Bu soruyu doğru cevaplamak için yazılmış bütün kadın hikâyelerini okumuş ve biliyor olmam lazım yazılan her şeye saygım var, bugün biyografini yaz dediklerinde oturup düşünüyoruz öyle değil mi? Sayfalarca bir hikâye anlatmak özellikli bir durum, bence yemek zevki gibi kitap sevmek… Kimine benim yazdığım düz gelir kimine aşk gelir, kimine bazı yazarlar sıkıcı gelir, aynı yazara başkası hayrandır, sonuçta yazılanı sevmek zevke göre göreceli ama hepsine saygı duymak lazım çünkü kolay değil… Ama Altıncı Göz için bir şeyler söyleyecek olursam Romanımda her duygu durumu var, bizim kendimizi sorgulamamızı sağlayacak, kadınlarımıza içindeki gücü hatırlatacak, Her batışın bir doğuşu olduğunun en güzel kanıtıdır Güneş, bize umutsuzluğa kapılmamız gerektiğini tekrar tekrar gösterecek… Ben belki kadın hikâyeleri yazdım ama erkeklerinde okuması lazım Altıncı Göz’ü “ben olsam nasıl davranırdım?” sorgulamasını onlara da yaptırıyorum çünkü kitapta…

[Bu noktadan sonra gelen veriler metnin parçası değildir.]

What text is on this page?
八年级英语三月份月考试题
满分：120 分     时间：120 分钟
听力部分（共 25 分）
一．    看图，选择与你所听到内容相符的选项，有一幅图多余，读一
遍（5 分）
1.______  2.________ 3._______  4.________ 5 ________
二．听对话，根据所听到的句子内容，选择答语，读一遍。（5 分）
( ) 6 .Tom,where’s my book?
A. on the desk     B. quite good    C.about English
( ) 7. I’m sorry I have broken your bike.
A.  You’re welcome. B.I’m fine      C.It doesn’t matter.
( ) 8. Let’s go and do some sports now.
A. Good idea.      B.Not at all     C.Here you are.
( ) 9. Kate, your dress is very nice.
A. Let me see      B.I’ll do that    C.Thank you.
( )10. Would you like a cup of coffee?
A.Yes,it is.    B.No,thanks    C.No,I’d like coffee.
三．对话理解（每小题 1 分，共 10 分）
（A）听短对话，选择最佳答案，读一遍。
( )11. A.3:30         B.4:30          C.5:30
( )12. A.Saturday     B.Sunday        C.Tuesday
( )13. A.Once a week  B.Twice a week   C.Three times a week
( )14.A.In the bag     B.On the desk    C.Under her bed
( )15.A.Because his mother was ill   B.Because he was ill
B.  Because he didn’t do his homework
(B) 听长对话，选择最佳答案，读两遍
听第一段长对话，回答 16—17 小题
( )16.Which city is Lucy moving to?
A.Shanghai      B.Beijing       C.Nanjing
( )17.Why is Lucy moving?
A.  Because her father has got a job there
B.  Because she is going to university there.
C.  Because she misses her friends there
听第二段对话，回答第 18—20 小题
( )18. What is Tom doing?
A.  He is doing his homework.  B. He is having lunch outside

‘Zevce’ ve ‘Konu Aşksa’ tutkulu aşktan bahsediyorsunuz, ‘Altıncı Gözde’ Aşk izleri var mı?
Aşksız kadın olur mu J Aşk her daim var ve hep olsun… En şizofrenik ama en yaşanılası duygu Aşk…
Televizyon dünyasında 25 yıl hangi konumlarda çalıştınız?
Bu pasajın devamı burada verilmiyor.